Barriers to Entry Flashcards
1
Q
Barriers to entry Vary between Markets
A
- A barrier to entry = any potential difficulty or expense a firm might face if it wants to enter a market
- The ‘height’ of these barriers determines:
- how long it will take or how expensive it will be for a new entrant to establish itself in a market and increase the amount of competition,
- whether new entrants can successfully join the market at all. - Barriers to entry allow firms that are already in the market (called ‘incumbent’ firms) to make supernormal profits, before new entrants enter the market and compete these profits away. How long incumbent firms can make supernormal profits for depends on:
- height of the barriers of entry - i.e. how long the barriers can prevent new firms entering the market.
- the level of supernormal profit being earned - this is because the greater the profits to be made, the more effort new entrants will be willing to make to overcome the barriers. - Perfectly competitive markets have no barriers to entry whatsoever.
- In a pure monopoly market the barriers to entry are total. No new firms can enter, so the monopolist remains the only seller.
- As usual, in real life the situation often lies somewhere between the extremes of perfect competition and a monopoly. There are some barriers to entry, but they’re not usually total.
2
Q
Barriers to entry can be created in Various Ways
A
- Barriers to entry come about for various reasons. For example:
a) The tendency (innocent or deliberate) of incumbent firms to create or build barriers.
b) The nature of the industry leading to barriers over which incumbent firms and new entrants have little control.
c) The extent of government regulation and licensing.
3
Q
Barriers to entry due to incumbent firms’ actions
A
- An innovative product or service can give a head start over its rivals which can be difficult for a new entrant to overcome. If the new technology is also patented then other firms can’t simply copy the new design - it’s legally protected.
- Strong branding means that some products are very well known to consumers.

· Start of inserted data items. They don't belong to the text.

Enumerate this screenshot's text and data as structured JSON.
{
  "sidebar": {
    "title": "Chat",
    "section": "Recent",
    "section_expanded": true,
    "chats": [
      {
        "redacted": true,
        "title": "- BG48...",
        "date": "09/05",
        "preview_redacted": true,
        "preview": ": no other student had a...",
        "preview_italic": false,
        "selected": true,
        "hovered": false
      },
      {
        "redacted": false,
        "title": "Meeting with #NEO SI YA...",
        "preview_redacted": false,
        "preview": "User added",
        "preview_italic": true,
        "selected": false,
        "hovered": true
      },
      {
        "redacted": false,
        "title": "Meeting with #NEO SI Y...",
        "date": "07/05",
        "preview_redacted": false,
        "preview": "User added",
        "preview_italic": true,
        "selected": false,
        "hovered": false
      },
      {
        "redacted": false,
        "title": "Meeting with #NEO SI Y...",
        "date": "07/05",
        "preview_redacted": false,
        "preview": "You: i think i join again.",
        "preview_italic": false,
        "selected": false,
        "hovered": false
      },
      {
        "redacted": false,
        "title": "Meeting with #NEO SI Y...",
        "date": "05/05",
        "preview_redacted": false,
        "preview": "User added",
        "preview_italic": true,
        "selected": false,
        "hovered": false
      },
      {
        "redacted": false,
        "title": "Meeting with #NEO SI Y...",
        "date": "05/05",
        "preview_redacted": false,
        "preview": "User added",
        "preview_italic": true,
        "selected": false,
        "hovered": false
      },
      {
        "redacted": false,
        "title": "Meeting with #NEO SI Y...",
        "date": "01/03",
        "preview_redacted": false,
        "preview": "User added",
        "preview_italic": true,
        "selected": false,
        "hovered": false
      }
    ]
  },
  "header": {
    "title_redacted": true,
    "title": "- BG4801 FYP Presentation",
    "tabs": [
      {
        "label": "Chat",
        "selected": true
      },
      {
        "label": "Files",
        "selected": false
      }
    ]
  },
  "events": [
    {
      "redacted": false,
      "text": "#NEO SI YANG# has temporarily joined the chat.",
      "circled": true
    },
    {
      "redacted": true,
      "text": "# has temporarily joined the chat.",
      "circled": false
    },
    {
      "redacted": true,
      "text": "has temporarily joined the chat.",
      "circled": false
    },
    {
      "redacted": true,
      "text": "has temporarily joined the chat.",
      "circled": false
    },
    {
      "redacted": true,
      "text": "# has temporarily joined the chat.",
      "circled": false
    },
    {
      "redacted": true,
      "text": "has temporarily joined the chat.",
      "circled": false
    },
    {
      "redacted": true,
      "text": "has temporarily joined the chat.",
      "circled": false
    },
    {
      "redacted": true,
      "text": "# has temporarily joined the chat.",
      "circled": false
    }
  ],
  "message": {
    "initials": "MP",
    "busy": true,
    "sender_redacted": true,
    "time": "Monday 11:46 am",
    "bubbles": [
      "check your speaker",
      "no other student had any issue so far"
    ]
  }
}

The familiarity of the product often makes it a consumers first choice, and puts new entrants to the market at a disadvantage.
- A strong brand can be the result of a firm making genuinely better products than the competition, or can be created by effective advertising. The barrier to entry is the expense and difficulty a new entrant to the market would have in attracting the new customers away from market leaders.
- Aggressive pricing tactics by incumbent firms can drive new competition out of the market before it becomes established. Incumbent firms may be able to lower prices to a level that a new entrant cannot match (e.g. due to economies of scale) and drive them out of business. This is sometimes called ‘predatory pricing’ (or ‘destroyer’ pricing or ‘limit pricing’)
- Just the threat of a ‘price war’ may be enough to deter new firms from entering a market
4
Q
Barriers to entry can be due to the nature of an industry
A
- Some ‘capital-intensive industries require huge amounts of capital expenditure before a firm recieves any revenue. The cost of entering these markets is huge, so smaller enterprises may not be able to break through.
- If investments can’t be recovered when a firm decides to leave a market, then that may make any attempt to break into a market very risky and unappealing => ‘sunk costs’
- If there’s a minimum efficient scale of production then any new firms entering the industry on a smaller scale will be operating at a higher point on the average cost curve than established firms. This means any new entrant has higher production costs per unit, so they’d have to sell the product to consumers at a higher price. (see pg 47)
5
Q
Barriers of entry can be due to government regulations
A
- If an activity requires a licence, then this restricts the number and speed of entry of new firms coming into a market. E.g. pubs, pharmacists, food outlets, dentists and taxis all require licences before they can operate. Similarly, in a regulated industry firms have to be approved by a regulator before they can carry out certain activities
- New factories may need planning permission before they can be built.
- There will also be regulations regarding health and safety and working conditions for employees that firms will need to keep to.
6
Q
New entrants sometimes have their own advantages
A
- Not all entrants to a market are small firms trying to compete against established ‘giants’.
- Sometimes the new entrants can be large successful companies that wish to diversify into a new markets.
- Their large size means they have greater financial resources, so they may be more successful in breaking into new markets.
e. g. when virgin money entered the banking sector, their large resources meant they could overcome the barriers to entry - but they had to invest heavily and advertise extensively.